In order to increase its trade with countries in East Asia and Oceania, India has been trying to adopt international production methods, and be a part of the Regional Value Chain(RVC). However, India’s incremental approach for market liberalization and other market facilitation efforts have not met with active engagement from the regional community. India has not yet been inducted into the Asia-Pacific Economic Cooperation (APEC) which could have prepared the country for business standardization and harmonization of tariffs as per the APEC provisions. This would have created the base for effective implementation of the RCEP trade provisions with necessary structural support. Indian economists have made it very clear that only market access to merchandise trade without any quid pro quo would not be acceptable to the Indian entrepreneurs. It might also create social problems given the fact that Chinese cheap products have already decimated electronics, mobile, toys and silk industry in India. The cascading effect has left very large number of both skilled and unskilled labour jobless. Given the fact that select sectors in India are still labour intensive, retrenchment of workers has a political cost. There are apprehensions projected by industry associations that cheap imports would adversely impact the steel, chemicals, textiles, copper, aluminum, and pharma industry. India is has a sizeable share of global trade in automotive parts, pharma and textile industry, and so negotiations would be a long drawn affair. Further, strategic experts feel that India must not become an ancillary industry to Chinese production network as it would jeopardize India’s rise in future as a production and skill center in Asia. Also, it will put China as the benefactor of India’s industrial change which might not be palatable to the political class.

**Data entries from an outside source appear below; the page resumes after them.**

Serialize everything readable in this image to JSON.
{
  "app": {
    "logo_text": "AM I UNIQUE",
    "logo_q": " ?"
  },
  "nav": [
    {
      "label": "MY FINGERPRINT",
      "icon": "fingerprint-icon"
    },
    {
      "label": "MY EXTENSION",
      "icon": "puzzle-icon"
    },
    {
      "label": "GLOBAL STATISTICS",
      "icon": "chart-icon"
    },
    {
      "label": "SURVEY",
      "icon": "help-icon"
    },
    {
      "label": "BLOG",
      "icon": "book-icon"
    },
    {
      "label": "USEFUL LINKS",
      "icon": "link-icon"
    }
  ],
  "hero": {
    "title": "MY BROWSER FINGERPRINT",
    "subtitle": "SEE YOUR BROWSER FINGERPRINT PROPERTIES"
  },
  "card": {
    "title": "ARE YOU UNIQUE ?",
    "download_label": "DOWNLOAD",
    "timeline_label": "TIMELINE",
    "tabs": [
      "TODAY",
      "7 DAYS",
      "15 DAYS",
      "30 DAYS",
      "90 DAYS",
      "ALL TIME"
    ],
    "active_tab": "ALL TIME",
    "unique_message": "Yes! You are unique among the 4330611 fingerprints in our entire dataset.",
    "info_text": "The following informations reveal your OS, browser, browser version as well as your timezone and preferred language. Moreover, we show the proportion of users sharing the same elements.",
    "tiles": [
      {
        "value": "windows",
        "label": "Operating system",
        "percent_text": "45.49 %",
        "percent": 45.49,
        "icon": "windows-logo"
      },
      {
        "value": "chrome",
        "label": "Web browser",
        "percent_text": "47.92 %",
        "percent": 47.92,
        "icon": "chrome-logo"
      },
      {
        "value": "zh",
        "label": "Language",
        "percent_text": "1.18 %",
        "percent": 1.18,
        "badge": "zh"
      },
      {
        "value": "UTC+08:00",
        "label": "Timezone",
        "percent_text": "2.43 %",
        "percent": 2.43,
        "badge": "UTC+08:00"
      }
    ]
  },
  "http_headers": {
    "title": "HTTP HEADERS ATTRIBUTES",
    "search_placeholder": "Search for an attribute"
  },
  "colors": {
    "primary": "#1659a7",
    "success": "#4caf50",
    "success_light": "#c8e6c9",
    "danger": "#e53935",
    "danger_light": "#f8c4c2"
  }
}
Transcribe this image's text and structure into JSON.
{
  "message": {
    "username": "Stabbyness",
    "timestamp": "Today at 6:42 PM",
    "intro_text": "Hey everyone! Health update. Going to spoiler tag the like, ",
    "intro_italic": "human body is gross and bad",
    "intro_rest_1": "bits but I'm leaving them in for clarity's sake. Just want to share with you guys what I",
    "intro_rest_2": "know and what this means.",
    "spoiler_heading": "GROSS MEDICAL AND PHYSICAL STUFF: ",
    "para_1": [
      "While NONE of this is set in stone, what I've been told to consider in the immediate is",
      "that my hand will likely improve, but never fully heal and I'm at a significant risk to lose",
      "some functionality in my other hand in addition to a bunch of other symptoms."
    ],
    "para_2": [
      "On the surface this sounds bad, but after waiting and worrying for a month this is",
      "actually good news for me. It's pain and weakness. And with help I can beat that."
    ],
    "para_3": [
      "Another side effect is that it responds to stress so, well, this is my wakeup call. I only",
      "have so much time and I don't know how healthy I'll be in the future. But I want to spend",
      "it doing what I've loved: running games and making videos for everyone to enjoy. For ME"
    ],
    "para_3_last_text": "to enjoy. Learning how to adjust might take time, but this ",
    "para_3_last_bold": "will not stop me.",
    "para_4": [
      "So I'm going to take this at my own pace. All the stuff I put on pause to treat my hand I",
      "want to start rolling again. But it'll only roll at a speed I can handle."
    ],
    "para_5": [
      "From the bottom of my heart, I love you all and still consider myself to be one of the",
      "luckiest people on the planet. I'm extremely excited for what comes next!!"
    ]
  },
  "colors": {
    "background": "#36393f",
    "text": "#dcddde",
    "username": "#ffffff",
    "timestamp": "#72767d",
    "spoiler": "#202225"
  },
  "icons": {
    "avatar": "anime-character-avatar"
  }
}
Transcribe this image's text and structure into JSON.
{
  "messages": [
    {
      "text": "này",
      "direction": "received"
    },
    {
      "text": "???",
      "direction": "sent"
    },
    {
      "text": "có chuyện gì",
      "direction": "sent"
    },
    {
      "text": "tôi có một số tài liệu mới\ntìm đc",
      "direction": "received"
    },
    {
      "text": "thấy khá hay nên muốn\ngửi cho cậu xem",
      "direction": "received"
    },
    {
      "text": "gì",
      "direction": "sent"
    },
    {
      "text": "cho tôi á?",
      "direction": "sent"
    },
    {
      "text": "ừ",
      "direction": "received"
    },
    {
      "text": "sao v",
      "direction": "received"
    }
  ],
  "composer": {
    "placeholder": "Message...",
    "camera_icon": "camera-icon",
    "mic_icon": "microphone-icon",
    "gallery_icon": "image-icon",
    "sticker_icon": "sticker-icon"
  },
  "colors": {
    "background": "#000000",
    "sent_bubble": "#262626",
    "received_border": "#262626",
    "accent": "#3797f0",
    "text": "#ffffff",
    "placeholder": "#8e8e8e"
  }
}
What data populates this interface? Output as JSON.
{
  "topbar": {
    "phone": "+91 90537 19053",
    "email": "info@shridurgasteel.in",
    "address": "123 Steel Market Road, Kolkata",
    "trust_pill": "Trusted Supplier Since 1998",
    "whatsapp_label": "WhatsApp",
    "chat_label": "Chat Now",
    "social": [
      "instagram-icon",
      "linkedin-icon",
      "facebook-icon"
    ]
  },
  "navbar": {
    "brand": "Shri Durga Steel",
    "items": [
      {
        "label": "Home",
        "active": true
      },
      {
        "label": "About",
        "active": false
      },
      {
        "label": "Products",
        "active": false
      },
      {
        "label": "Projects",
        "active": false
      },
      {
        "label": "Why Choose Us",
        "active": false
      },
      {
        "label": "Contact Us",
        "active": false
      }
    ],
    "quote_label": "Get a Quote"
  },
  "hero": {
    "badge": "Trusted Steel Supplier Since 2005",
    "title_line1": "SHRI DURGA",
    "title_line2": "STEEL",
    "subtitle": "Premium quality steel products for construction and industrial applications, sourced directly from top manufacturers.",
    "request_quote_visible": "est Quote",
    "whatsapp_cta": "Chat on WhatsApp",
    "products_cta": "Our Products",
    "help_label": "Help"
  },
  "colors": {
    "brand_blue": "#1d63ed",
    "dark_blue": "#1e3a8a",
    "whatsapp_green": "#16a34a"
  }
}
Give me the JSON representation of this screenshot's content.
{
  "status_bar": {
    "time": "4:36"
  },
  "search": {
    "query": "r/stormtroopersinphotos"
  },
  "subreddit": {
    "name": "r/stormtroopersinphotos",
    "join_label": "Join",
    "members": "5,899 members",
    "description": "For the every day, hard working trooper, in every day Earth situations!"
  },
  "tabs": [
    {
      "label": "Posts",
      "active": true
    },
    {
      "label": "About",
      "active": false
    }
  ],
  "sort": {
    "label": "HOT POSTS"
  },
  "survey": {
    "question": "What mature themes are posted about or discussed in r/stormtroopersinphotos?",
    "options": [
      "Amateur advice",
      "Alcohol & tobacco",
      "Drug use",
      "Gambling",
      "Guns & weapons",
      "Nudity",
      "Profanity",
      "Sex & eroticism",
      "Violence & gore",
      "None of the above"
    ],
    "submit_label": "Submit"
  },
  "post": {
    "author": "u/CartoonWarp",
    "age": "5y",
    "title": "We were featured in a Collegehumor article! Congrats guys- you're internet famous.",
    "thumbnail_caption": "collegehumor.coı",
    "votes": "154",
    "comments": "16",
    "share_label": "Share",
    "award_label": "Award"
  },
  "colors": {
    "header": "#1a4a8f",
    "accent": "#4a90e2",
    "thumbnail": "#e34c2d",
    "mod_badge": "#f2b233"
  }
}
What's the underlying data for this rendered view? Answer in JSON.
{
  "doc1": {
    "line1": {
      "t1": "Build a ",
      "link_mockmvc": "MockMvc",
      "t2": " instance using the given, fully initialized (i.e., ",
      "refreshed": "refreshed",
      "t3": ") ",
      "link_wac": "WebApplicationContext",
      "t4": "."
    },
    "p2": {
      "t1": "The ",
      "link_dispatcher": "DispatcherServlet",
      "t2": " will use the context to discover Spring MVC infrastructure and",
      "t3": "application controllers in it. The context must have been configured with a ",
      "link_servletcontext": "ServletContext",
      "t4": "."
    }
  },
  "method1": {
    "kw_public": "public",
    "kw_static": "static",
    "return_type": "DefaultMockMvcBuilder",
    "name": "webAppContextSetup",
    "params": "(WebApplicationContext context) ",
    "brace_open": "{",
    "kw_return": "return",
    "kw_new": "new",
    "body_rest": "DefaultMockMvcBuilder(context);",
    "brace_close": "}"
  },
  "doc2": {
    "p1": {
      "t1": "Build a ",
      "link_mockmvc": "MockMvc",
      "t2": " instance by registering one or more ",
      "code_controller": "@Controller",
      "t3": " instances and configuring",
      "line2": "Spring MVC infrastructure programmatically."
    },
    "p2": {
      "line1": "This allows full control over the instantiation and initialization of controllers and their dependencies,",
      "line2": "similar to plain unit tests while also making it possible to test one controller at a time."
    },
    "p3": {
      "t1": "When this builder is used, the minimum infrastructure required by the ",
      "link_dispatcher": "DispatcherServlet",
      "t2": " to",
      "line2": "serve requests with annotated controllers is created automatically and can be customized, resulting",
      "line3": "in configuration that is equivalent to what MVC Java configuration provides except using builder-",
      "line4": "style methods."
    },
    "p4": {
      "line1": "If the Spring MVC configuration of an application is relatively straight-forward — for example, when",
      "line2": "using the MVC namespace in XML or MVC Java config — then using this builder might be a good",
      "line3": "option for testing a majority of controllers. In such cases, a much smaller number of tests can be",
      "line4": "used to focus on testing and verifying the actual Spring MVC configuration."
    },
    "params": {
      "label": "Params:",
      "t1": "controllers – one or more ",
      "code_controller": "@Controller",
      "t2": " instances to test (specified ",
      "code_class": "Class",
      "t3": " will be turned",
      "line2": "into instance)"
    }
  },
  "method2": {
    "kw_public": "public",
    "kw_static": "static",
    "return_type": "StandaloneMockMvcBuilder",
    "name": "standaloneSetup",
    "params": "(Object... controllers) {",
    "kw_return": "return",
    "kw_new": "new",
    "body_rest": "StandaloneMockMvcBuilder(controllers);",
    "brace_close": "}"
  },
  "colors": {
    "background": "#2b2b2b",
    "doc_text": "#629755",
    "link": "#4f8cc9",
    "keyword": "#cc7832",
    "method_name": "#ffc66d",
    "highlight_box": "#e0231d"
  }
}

Indian negotiators still believe that until and unless the demands with regard to trade in services, investment and also concerns related to SMEs is addressed, the RCEP would be facing an invisible deadlock. Opening up services sector would help the Indian economy and partly offset the effect that would be felt from the cheap products from relatively cheaper production and export centres. Indian economy still faces stiff competition from China and as a result of this the negotiations with China, would be long drawn affairs. However, there is still a silver lining that RCEP would be concluded in 2019 but the deadline from the Indian side would be after the general elections in 2019 when the current Prime Minister Narendra Modi would be looking for a second term to bring about comprehensive set of economic and financial reforms. In case a coalition government comes into power, it would seriously jeopardize the RCEP negotiations because then the different associations and lobbies would be playing the political game to protect their economic interests.